Toni Pepe

 
 

Mothercraft

Apr 4 - 27, 2024

Mothercraft is an ongoing body of work that uses press photographs culled from flea markets and eBay to reconsider 20th-century depictions of mothers in the US media. Typed and handwritten text, along with date stamps, creased edges, and stains, layer the backs of the photographs. These images are time capsules, showing us the event pictured and the frame through which they were received. The photographs I have collected illustrate movement, both socially and politically, as records of the shifting identity of motherhood and women’s liberation, but also durationally as physical images that were held, touched, and eventually abandoned. What becomes of a history never intended to be kept but is found because of our ever-connected digital lives?

Each photograph in Mothercraft is backlit as I rephotograph it, and the resulting image simultaneously reveals both the front and back of the print. With a sharp focus on the text, the image can fall further into obscurity, blurred, and layered with captions and marks. The fragmented captions often slip past their descriptive roles into the more dogmatic territory and reflect the dynamic push and pull between the personal and the political. They offer information ranging from the objective, such as age and location, to the more partial and idiosyncratic details tied to tradition and duty. These images provide a glimpse into the unstable nature of truth and the complex relationship between image and word.



Toni Pepe (American, b.1981, she/her/hers)  is a visual artist whose creative practice is grounded in photographic processes, memory, storytelling, and identity, as seen through a feminist lens. Found photographs from both private and public collections play a crucial role in her practice. Pepe often uses vernacular or press imagery to explore alternative notions of an archive as well as different modes for collecting and preserving knowledge. Pepe enjoys finding the possibilities and limitations of photography – how it can make us both remember and forget, make something feel entirely present and absent, and show us something beyond the frame.

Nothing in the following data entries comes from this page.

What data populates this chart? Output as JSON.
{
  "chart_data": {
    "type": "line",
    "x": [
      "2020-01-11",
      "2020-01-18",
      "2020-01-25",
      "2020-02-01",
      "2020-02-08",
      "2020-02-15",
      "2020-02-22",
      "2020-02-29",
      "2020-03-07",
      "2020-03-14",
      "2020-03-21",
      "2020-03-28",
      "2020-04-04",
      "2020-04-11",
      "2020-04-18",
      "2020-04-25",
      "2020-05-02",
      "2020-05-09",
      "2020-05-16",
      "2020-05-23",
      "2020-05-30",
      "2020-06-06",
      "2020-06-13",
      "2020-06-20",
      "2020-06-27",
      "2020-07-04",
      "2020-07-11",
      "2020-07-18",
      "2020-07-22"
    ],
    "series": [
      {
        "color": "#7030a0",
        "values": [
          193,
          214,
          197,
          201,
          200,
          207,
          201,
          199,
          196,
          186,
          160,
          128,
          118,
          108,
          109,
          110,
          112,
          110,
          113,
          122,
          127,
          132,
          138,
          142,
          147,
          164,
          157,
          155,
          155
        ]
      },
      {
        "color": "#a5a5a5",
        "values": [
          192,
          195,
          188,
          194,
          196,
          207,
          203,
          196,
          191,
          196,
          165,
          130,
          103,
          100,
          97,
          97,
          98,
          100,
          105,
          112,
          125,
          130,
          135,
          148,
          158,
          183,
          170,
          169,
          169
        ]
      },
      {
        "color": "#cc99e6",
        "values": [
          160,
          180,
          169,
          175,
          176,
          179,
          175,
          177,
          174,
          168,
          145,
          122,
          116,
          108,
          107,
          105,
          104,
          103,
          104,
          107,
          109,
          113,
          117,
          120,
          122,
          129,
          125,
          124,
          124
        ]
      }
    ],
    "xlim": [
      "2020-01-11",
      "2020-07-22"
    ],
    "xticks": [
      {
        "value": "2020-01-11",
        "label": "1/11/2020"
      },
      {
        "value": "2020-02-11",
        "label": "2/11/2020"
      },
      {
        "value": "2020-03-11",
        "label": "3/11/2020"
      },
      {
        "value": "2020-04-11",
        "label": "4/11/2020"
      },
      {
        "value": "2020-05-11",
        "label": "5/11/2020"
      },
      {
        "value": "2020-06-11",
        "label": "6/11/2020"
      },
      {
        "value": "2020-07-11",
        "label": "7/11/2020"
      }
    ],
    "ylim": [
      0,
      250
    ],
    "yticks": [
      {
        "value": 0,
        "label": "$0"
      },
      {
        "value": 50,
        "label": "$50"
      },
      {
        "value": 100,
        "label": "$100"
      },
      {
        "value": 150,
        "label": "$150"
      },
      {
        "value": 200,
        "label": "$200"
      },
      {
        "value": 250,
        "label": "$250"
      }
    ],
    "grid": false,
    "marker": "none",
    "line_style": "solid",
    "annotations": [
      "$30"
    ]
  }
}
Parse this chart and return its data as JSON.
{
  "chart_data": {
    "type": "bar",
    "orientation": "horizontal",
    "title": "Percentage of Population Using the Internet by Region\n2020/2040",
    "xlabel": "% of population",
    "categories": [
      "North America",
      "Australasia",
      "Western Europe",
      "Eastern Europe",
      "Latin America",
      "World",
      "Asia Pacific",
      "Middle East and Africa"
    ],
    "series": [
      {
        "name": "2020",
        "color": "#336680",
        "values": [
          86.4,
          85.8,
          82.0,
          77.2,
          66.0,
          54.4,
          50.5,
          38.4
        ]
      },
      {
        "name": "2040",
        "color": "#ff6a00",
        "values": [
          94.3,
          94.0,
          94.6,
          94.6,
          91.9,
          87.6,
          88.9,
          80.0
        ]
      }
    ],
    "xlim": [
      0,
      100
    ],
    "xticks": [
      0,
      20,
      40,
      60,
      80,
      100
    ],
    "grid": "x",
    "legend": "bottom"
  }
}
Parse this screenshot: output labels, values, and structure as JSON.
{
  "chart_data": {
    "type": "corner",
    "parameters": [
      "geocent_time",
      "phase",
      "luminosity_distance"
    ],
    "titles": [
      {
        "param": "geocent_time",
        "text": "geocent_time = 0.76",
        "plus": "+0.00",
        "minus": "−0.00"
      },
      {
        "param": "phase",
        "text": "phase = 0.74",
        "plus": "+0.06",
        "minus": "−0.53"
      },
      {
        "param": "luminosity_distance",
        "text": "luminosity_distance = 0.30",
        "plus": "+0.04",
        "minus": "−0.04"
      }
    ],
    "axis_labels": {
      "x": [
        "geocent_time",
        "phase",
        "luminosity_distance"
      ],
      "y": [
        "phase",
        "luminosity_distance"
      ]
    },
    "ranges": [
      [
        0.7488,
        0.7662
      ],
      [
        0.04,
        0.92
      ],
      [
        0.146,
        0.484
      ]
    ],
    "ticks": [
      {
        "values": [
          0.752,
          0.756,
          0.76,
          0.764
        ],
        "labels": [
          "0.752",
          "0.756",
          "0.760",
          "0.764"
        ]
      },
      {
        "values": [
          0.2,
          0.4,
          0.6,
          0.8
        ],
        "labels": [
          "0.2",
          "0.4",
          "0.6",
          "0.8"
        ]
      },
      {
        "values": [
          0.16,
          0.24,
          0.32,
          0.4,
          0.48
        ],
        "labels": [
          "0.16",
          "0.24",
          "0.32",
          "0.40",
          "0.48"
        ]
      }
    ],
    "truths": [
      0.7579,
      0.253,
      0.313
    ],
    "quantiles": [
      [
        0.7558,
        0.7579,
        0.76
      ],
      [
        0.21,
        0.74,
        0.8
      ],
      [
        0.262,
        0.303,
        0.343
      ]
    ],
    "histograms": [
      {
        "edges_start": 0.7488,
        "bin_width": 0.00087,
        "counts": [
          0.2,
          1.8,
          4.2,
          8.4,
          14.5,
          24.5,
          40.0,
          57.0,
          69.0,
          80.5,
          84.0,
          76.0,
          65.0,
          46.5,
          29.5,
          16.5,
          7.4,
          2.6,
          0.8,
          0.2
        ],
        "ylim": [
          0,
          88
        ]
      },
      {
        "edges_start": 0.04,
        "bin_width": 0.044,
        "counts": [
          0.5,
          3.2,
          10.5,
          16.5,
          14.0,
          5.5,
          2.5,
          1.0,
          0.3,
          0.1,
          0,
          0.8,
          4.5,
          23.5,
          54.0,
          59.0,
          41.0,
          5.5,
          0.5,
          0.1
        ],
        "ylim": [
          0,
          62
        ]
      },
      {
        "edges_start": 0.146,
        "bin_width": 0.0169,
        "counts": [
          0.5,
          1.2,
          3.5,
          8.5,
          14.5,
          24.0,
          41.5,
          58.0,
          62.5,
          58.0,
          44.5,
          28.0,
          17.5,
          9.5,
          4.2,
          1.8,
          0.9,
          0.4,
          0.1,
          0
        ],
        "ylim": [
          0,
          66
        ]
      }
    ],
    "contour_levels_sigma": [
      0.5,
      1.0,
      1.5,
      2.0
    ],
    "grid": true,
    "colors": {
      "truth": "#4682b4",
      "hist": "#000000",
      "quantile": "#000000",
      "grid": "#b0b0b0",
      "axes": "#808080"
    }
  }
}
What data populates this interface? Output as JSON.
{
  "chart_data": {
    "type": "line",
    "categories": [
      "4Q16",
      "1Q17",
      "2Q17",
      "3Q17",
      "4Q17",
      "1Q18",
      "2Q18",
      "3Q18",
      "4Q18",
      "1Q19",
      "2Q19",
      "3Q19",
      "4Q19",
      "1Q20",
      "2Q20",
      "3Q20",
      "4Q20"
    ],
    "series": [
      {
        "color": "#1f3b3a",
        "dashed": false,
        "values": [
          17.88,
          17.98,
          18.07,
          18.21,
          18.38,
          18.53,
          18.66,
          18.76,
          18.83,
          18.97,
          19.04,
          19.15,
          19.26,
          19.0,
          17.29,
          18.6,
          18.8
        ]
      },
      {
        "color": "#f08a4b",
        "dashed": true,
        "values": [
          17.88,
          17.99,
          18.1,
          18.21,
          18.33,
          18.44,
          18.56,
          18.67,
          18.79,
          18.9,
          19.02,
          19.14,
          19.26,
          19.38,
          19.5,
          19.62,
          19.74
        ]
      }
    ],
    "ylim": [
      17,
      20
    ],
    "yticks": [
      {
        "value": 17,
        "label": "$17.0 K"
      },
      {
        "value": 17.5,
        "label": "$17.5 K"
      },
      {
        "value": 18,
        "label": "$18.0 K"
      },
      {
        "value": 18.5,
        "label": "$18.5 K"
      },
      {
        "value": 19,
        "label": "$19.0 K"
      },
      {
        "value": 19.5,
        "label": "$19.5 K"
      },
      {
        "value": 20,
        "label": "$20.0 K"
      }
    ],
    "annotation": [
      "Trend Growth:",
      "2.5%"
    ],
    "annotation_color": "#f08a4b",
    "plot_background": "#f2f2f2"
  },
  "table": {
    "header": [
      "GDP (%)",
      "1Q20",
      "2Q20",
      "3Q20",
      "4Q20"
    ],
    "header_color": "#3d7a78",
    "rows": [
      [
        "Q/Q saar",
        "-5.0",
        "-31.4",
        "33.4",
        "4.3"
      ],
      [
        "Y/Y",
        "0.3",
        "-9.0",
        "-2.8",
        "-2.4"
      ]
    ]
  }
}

She views the medium of photography as a tool amongst many that she uses in the studio. Occasionally, the camera is the answer to her creative question, but oftentimes, she is using other techniques including mold-making, assemblage, embroidery, performance, and laser etching. As Pepe weaves these varied processes into her practice, her focus is always turned toward how these materials relate to photography in an expanded sense.

Pepe is currently chair and assistant professor of photography at Boston University where she has helped to build and now launch a new MFA in Print Media and Photography. She received her MFA from the Rochester Institute of Technology (2008) and an MLA in visual culture from Boston University (2011). Pepe has exhibited both nationally and internationally including a current exhibition at the Museum of Fine Arts, Boston and an upcoming solo exhibition at Blue Sky Gallery. She was a finalist for the Massachusetts Cultural Council Fellowship, a Critical Mass top 50, a Review Santa Fe 100, an SPE Imagemaker, an Artist Trust Grant awardee, and a 2024 MacDowell Fellow. Her work is in the permanent collections at the Museum of Fine Arts, Boston, the Boston Athenaeum, the Danforth Art Museum, Candela Books & Gallery, the Magenta Foundation, as well as many private collections.